Jose Alvarado has made seven straight scoreless appearances since allowing a career-high five runs on Opening Day to the Braves. Matt Strahm has allowed two hits with 11 strikeouts over 7⅓ scoreless innings since his Opening Day stumble. Jeff Hoffman has a 2.16 ERA with two wins and a save. Gregory Soto has a 1.69 ERA. Yunior Marte has a 1.17 ERA.

"I think over the course of the season, there's going to be a lot of guys picking each other up," Hoffman said Monday night. "Right now, you could say that the pitchers are doing that for the offense, and we could look up a month from now and the hitters can be carrying the pitchers. Marathon season. We kind of just roll with the waves. At the end of the day, hopefully we take care of each other well enough to win a lot of ballgames."

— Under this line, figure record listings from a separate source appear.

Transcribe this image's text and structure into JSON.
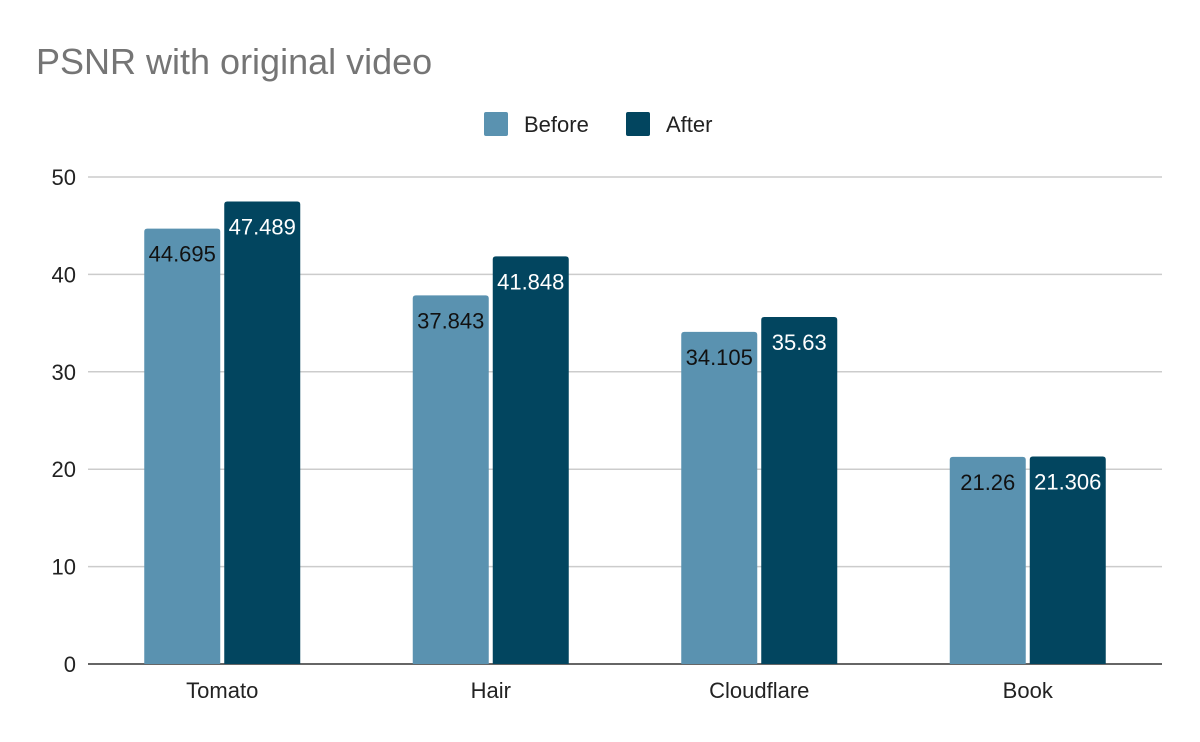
{
  "chart_data": {
    "type": "bar",
    "title": "PSNR with original video",
    "categories": [
      "Tomato",
      "Hair",
      "Cloudflare",
      "Book"
    ],
    "series": [
      {
        "name": "Before",
        "values": [
          44.695,
          37.843,
          34.105,
          21.26
        ],
        "labels": [
          "44.695",
          "37.843",
          "34.105",
          "21.26"
        ],
        "color": "#5a92b0",
        "label_color": "#111111"
      },
      {
        "name": "After",
        "values": [
          47.489,
          41.848,
          35.63,
          21.306
        ],
        "labels": [
          "47.489",
          "41.848",
          "35.63",
          "21.306"
        ],
        "color": "#02455f",
        "label_color": "#ffffff"
      }
    ],
    "xlabel": "",
    "ylabel": "",
    "ylim": [
      0,
      50
    ],
    "yticks": [
      "0",
      "10",
      "20",
      "30",
      "40",
      "50"
    ],
    "grid": true,
    "legend": "top"
  }
}
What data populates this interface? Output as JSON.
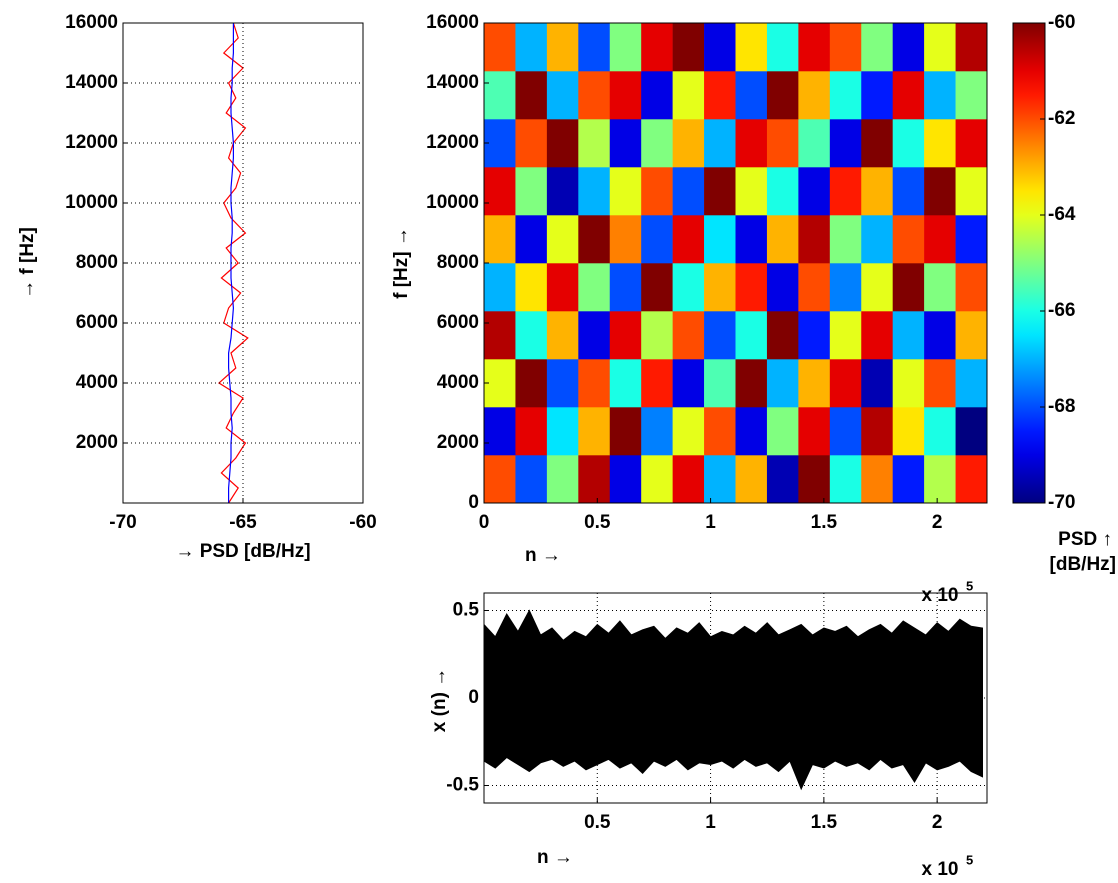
{
  "chart_data": [
    {
      "type": "line",
      "orientation": "horizontal",
      "y": [
        0,
        500,
        1000,
        1500,
        2000,
        2500,
        3000,
        3500,
        4000,
        4500,
        5000,
        5500,
        6000,
        6500,
        7000,
        7500,
        8000,
        8500,
        9000,
        9500,
        10000,
        10500,
        11000,
        11500,
        12000,
        12500,
        13000,
        13500,
        14000,
        14500,
        15000,
        15500,
        16000
      ],
      "series": [
        {
          "color": "#ff0000",
          "values": [
            -65.6,
            -65.2,
            -65.9,
            -65.3,
            -64.9,
            -65.7,
            -65.4,
            -65,
            -66,
            -65.3,
            -65.5,
            -64.8,
            -65.8,
            -65.6,
            -65.1,
            -65.9,
            -65.2,
            -65.7,
            -64.9,
            -65.5,
            -65.8,
            -65.3,
            -65.1,
            -65.6,
            -65.4,
            -64.9,
            -65.7,
            -65.3,
            -65.6,
            -65,
            -65.8,
            -65.2,
            -65.4
          ]
        },
        {
          "color": "#0000ff",
          "values": [
            -65.6,
            -65.6,
            -65.55,
            -65.5,
            -65.5,
            -65.45,
            -65.5,
            -65.5,
            -65.55,
            -65.6,
            -65.6,
            -65.5,
            -65.45,
            -65.4,
            -65.45,
            -65.5,
            -65.5,
            -65.5,
            -65.45,
            -65.45,
            -65.5,
            -65.5,
            -65.45,
            -65.4,
            -65.4,
            -65.45,
            -65.5,
            -65.5,
            -65.45,
            -65.45,
            -65.4,
            -65.4,
            -65.4
          ]
        }
      ],
      "xlim": [
        -70,
        -60
      ],
      "xticks": [
        -70,
        -65,
        -60
      ],
      "ylim": [
        0,
        16000
      ],
      "yticks": [
        2000,
        4000,
        6000,
        8000,
        10000,
        12000,
        14000,
        16000
      ],
      "grid": true,
      "xlabel": "→ PSD [dB/Hz]",
      "ylabel": "→ f [Hz]"
    },
    {
      "type": "heatmap",
      "colormap": "jet",
      "z": [
        [
          -62,
          -68,
          -65,
          -60.5,
          -69,
          -64,
          -61,
          -67,
          -63,
          -69.5,
          -60,
          -66,
          -62.5,
          -68.5,
          -64.5,
          -61.5
        ],
        [
          -69,
          -61,
          -66.5,
          -63,
          -60,
          -67.5,
          -64,
          -62,
          -69,
          -65,
          -61,
          -68,
          -60.5,
          -63.5,
          -66,
          -70
        ],
        [
          -64,
          -60,
          -68,
          -62,
          -66,
          -61.5,
          -69,
          -65.5,
          -60,
          -67,
          -63,
          -61,
          -69.5,
          -64,
          -62,
          -67
        ],
        [
          -60.5,
          -66,
          -63,
          -69,
          -61,
          -64.5,
          -62,
          -68,
          -66,
          -60,
          -68.5,
          -64,
          -61,
          -67,
          -69,
          -63
        ],
        [
          -67,
          -63.5,
          -61,
          -65,
          -68,
          -60,
          -66,
          -63,
          -61.5,
          -69,
          -62,
          -67.5,
          -64,
          -60,
          -65,
          -62
        ],
        [
          -63,
          -69,
          -64,
          -60,
          -62.5,
          -68,
          -61,
          -66.5,
          -69,
          -63,
          -60.5,
          -65,
          -67,
          -62,
          -61,
          -68.5
        ],
        [
          -61,
          -65,
          -69.5,
          -67,
          -64,
          -62,
          -68,
          -60,
          -64,
          -66,
          -69,
          -61.5,
          -63,
          -68,
          -60,
          -64
        ],
        [
          -68,
          -62,
          -60,
          -64.5,
          -69,
          -65,
          -63,
          -67,
          -61,
          -62,
          -65.5,
          -69,
          -60,
          -66,
          -63.5,
          -61
        ],
        [
          -65.5,
          -60,
          -67,
          -62,
          -61,
          -69,
          -64,
          -61.5,
          -68,
          -60,
          -63,
          -66,
          -68.5,
          -61,
          -67,
          -65
        ],
        [
          -62,
          -67,
          -63,
          -68,
          -65,
          -61,
          -60,
          -69,
          -63.5,
          -66,
          -61,
          -62,
          -65,
          -69,
          -64,
          -60.5
        ]
      ],
      "xlim": [
        0,
        222000
      ],
      "xticks": [
        0,
        {
          "value": 50000,
          "label": "0.5"
        },
        {
          "value": 100000,
          "label": "1"
        },
        {
          "value": 150000,
          "label": "1.5"
        },
        {
          "value": 200000,
          "label": "2"
        }
      ],
      "ylim": [
        0,
        16000
      ],
      "yticks": [
        0,
        2000,
        4000,
        6000,
        8000,
        10000,
        12000,
        14000,
        16000
      ],
      "clim": [
        -70,
        -60
      ],
      "cticks": [
        -70,
        -68,
        -66,
        -64,
        -62,
        -60
      ],
      "xlabel": "n →",
      "ylabel": "f [Hz] →",
      "x_multiplier": "x 10",
      "x_multiplier_exponent": "5",
      "colorbar_label": [
        "PSD ↑",
        "[dB/Hz]"
      ]
    },
    {
      "type": "waveform",
      "color": "#000000",
      "x": [
        0,
        5000,
        10000,
        15000,
        20000,
        25000,
        30000,
        35000,
        40000,
        45000,
        50000,
        55000,
        60000,
        65000,
        70000,
        75000,
        80000,
        85000,
        90000,
        95000,
        100000,
        105000,
        110000,
        115000,
        120000,
        125000,
        130000,
        135000,
        140000,
        145000,
        150000,
        155000,
        160000,
        165000,
        170000,
        175000,
        180000,
        185000,
        190000,
        195000,
        200000,
        205000,
        210000,
        215000,
        220000
      ],
      "upper": [
        0.42,
        0.35,
        0.48,
        0.38,
        0.5,
        0.36,
        0.4,
        0.33,
        0.38,
        0.35,
        0.42,
        0.37,
        0.44,
        0.36,
        0.39,
        0.41,
        0.34,
        0.4,
        0.37,
        0.43,
        0.35,
        0.38,
        0.36,
        0.41,
        0.37,
        0.43,
        0.36,
        0.39,
        0.42,
        0.36,
        0.4,
        0.38,
        0.41,
        0.35,
        0.39,
        0.42,
        0.37,
        0.44,
        0.4,
        0.36,
        0.43,
        0.38,
        0.45,
        0.41,
        0.4
      ],
      "lower": [
        -0.36,
        -0.4,
        -0.34,
        -0.38,
        -0.42,
        -0.37,
        -0.35,
        -0.39,
        -0.36,
        -0.41,
        -0.38,
        -0.35,
        -0.4,
        -0.37,
        -0.43,
        -0.36,
        -0.39,
        -0.35,
        -0.41,
        -0.37,
        -0.38,
        -0.36,
        -0.4,
        -0.35,
        -0.39,
        -0.37,
        -0.42,
        -0.36,
        -0.52,
        -0.38,
        -0.4,
        -0.36,
        -0.39,
        -0.37,
        -0.41,
        -0.35,
        -0.4,
        -0.38,
        -0.48,
        -0.37,
        -0.41,
        -0.39,
        -0.36,
        -0.42,
        -0.45
      ],
      "xlim": [
        0,
        222000
      ],
      "xticks": [
        {
          "value": 50000,
          "label": "0.5"
        },
        {
          "value": 100000,
          "label": "1"
        },
        {
          "value": 150000,
          "label": "1.5"
        },
        {
          "value": 200000,
          "label": "2"
        }
      ],
      "ylim": [
        -0.6,
        0.6
      ],
      "yticks": [
        -0.5,
        0,
        0.5
      ],
      "grid": true,
      "xlabel": "n  →",
      "ylabel": "x (n)   →",
      "x_multiplier": "x 10",
      "x_multiplier_exponent": "5"
    }
  ]
}
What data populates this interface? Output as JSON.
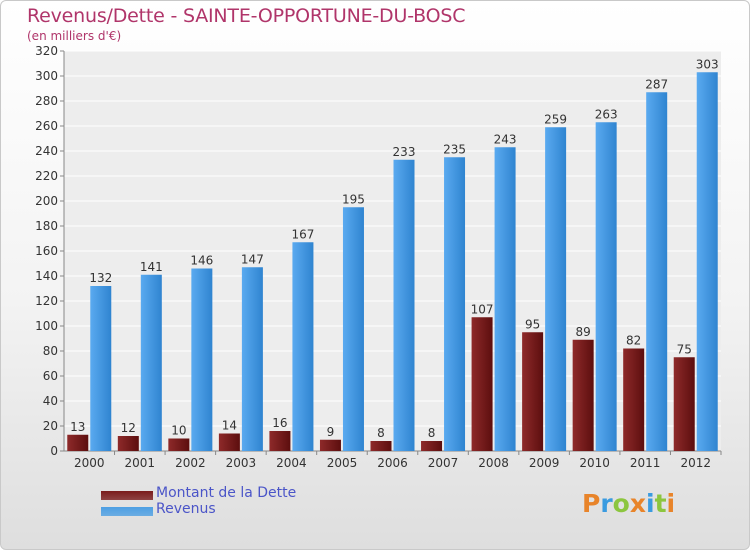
{
  "header": {
    "title": "Revenus/Dette - SAINTE-OPPORTUNE-DU-BOSC",
    "subtitle": "(en milliers d'€)"
  },
  "chart_data": {
    "type": "bar",
    "title": "Revenus/Dette - SAINTE-OPPORTUNE-DU-BOSC",
    "ylabel": "(en milliers d'€)",
    "xlabel": "",
    "categories": [
      "2000",
      "2001",
      "2002",
      "2003",
      "2004",
      "2005",
      "2006",
      "2007",
      "2008",
      "2009",
      "2010",
      "2011",
      "2012"
    ],
    "ylim": [
      0,
      320
    ],
    "yticks": [
      0,
      20,
      40,
      60,
      80,
      100,
      120,
      140,
      160,
      180,
      200,
      220,
      240,
      260,
      280,
      300,
      320
    ],
    "grid": true,
    "series": [
      {
        "name": "Montant de la Dette",
        "color": "#7a1c1c",
        "values": [
          13,
          12,
          10,
          14,
          16,
          9,
          8,
          8,
          107,
          95,
          89,
          82,
          75
        ]
      },
      {
        "name": "Revenus",
        "color": "#4d9fe3",
        "values": [
          132,
          141,
          146,
          147,
          167,
          195,
          233,
          235,
          243,
          259,
          263,
          287,
          303
        ]
      }
    ],
    "legend_position": "bottom-left"
  },
  "legend": [
    {
      "label": "Montant de la Dette",
      "color": "#7a1c1c"
    },
    {
      "label": "Revenus",
      "color": "#4d9fe3"
    }
  ],
  "logo": {
    "text": "Proxiti",
    "colors": [
      "#e8842a",
      "#3a9be0",
      "#8cc63f",
      "#e8842a",
      "#3a9be0",
      "#8cc63f",
      "#e8842a"
    ]
  }
}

With such a heavy emphasis on reducing their chase rate, we've seen a muted version of the Phillies' offense thus far. They haven't had a big night collectively, scoring more than five runs only once, the night Bryce Harper homered three times.

The Phils went into the middle game of the Rockies series with just 30 extra-base hits, the fewest in MLB. They had only 12 doubles, their fewest through 17 games since at least 1901.

Nick Castellanos, who had nine doubles in his first 17 games last season, is still searching for his first extra-base hit. The only Phillie with an OPS of .800 or better is Brandon Marsh.

In retrospect, it shouldn't be too surprising that the Phillies' focus on trimming their chase rate got in some players' heads or resulted in tentativeness. It's not all that realistic for a 32-year-old Castellanos or 31-year-old Trea Turner to change his offensive approach in the course of one offseason. What the Phillies have preached is being aggressive in zones you can handle and selective in zones you cannot. Easier said than done the vast majority of the time, and the last thing you want is hitters who've relied on instinct for decades thinking about whether to swing when a pitch is on its way to the plate.

Expanding the strike zone was obviously the main reason for the Phillies' demise in the 2023 NLCS, but it wasn't a glaring problem in the preceding six months, nor was the offense as a whole. The Phillies averaged 4.9 runs per game last season and finished fifth in the majors in slugging percentage.

The Phils' hitters feel they're on the brink of a turnaround. Sometimes all it takes is one night for the floodgates to open. It seemed perhaps that Harper's three-homer game two Tuesdays ago could be a launch point, but the Phillies scored just 36 runs in their next 12 games.

They haven't faced much high-end pitching, either. They saw Spencer Strider, Max Fried and Chris Sale in the opening series against Atlanta but have since faced the lesser pitching staffs of the Reds, Nationals, Cardinals and Rockies, with the AL-worst White Sox on deck.

Concern would grow even more if the Phillies can't break through this week in what's probably the most advantageous homestand of their season, on paper.

"Grinding," Aaron Nola said. "We're competing. We haven't scored many runs, man, but that's gonna come, for sure. Our team's too good. We've seen what our lineup can do. Nobody's gonna hang their head over that. We've got a lot of baseball left. All we can do, from a pitcher's standpoint, is keep the game as close as possible and give those guys the best chance."